You lack introspection, Bob. You seem to accept your behavior as absolute and seem to believe everyone else should also. I do not accept your conduct as absolute.
I’m not sure if you are extremely troubled or self-centered. But I am certain you are extremely immature.
You don’t understand your role in the M and appear to want someone to discipline your W for misbehaving. This would account for multiple failed attempts at MC. You liked it when the one MC identified her with borderline personality but became agitated when the MC recanted and apologized for the misdiagnosis.
You refused to accept your W was not mentally ill. This is odd behavior. Most people would be relieved to learn their loved one had been misdiagnosed with a personality disorder. Who wants someone they love to have a personality disorder? Wouldn’t you prefer someone you love to..just… be…angry?
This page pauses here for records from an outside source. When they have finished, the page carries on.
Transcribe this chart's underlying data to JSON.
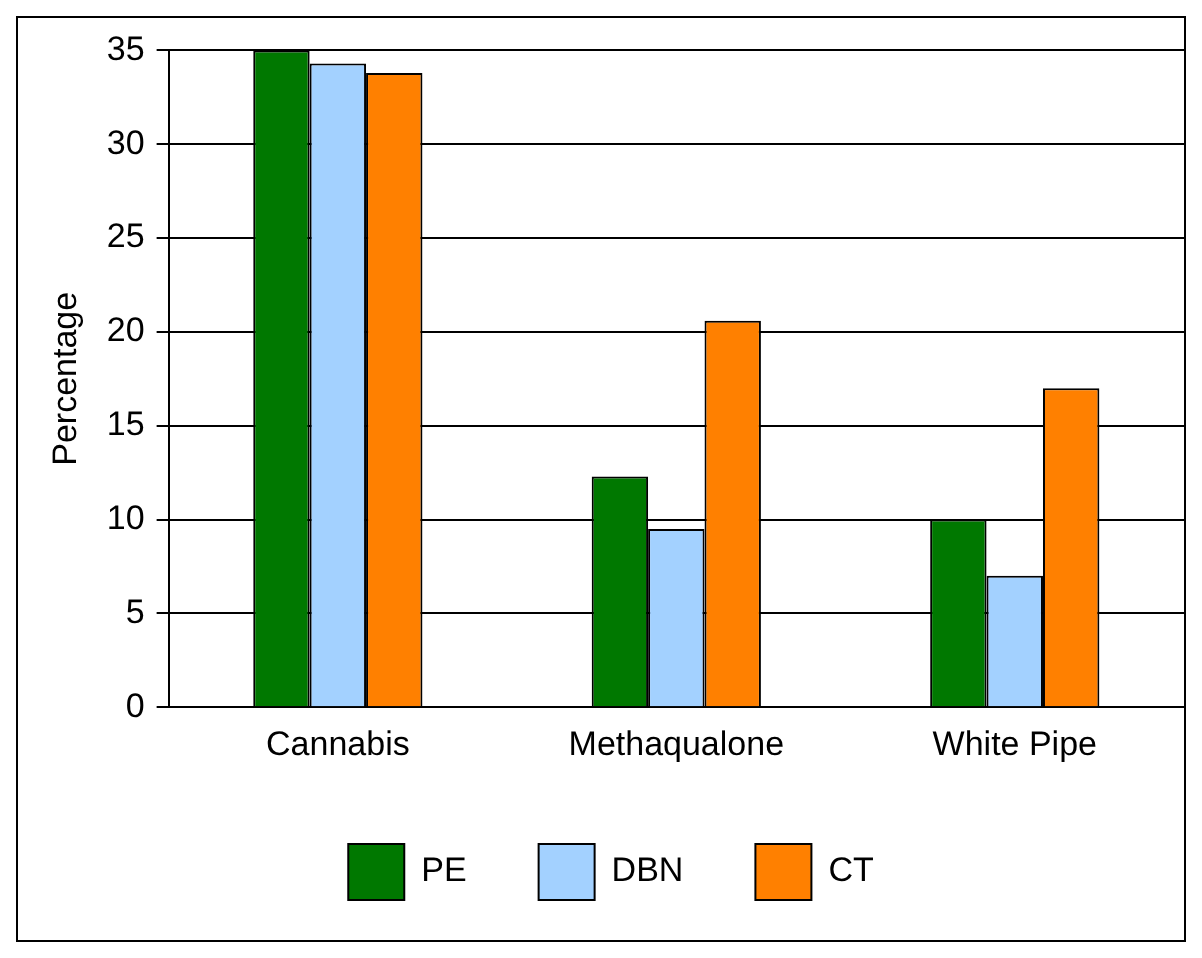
{
  "chart_data": {
    "type": "bar",
    "ylabel": "Percentage",
    "categories": [
      "Cannabis",
      "Methaqualone",
      "White Pipe"
    ],
    "series": [
      {
        "name": "PE",
        "color": "#007800",
        "values": [
          35,
          12.3,
          10
        ]
      },
      {
        "name": "DBN",
        "color": "#a3d1ff",
        "values": [
          34.3,
          9.5,
          7
        ]
      },
      {
        "name": "CT",
        "color": "#ff8000",
        "values": [
          33.8,
          20.6,
          17
        ]
      }
    ],
    "ylim": [
      0,
      35
    ],
    "yticks": [
      0,
      5,
      10,
      15,
      20,
      25,
      30,
      35
    ],
    "grid": "y",
    "legend": "bottom"
  }
}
Is the emotion of anger so terrible that you prefer a personality disorder over it? If so, what does this say about you? Keep in mind…anger can always be resolved. I must go back to your childhood. Your behavior indicates an extremely dysfunctional upbringing. Even couples with terrible dynamics don’t wish personality disorders on each other.
You have done things to make your W justifiably angry. You do not seem to understand this. You have said her issue is abandonment. You also say she has deep religious convictions against D.
In June 2013 you abandoned your M in an extremely cold and cruel manner. You emptied your arsenal on your W in a very short period of time.
You filed for D. You garnered support of friends and family behind her back. When you moved home you weren’t loving to her. Instead you forced her to sign a document agreeing to give you a D if she didn’t behave. You refused to make love to her. You refused to discuss the relationship with her. You refused to commit to the M.
I think her anger is completely normal under the circumstances. You engaged in very cruel behavior toward her. I would have been surprised if she wasn’t outraged by your behavior.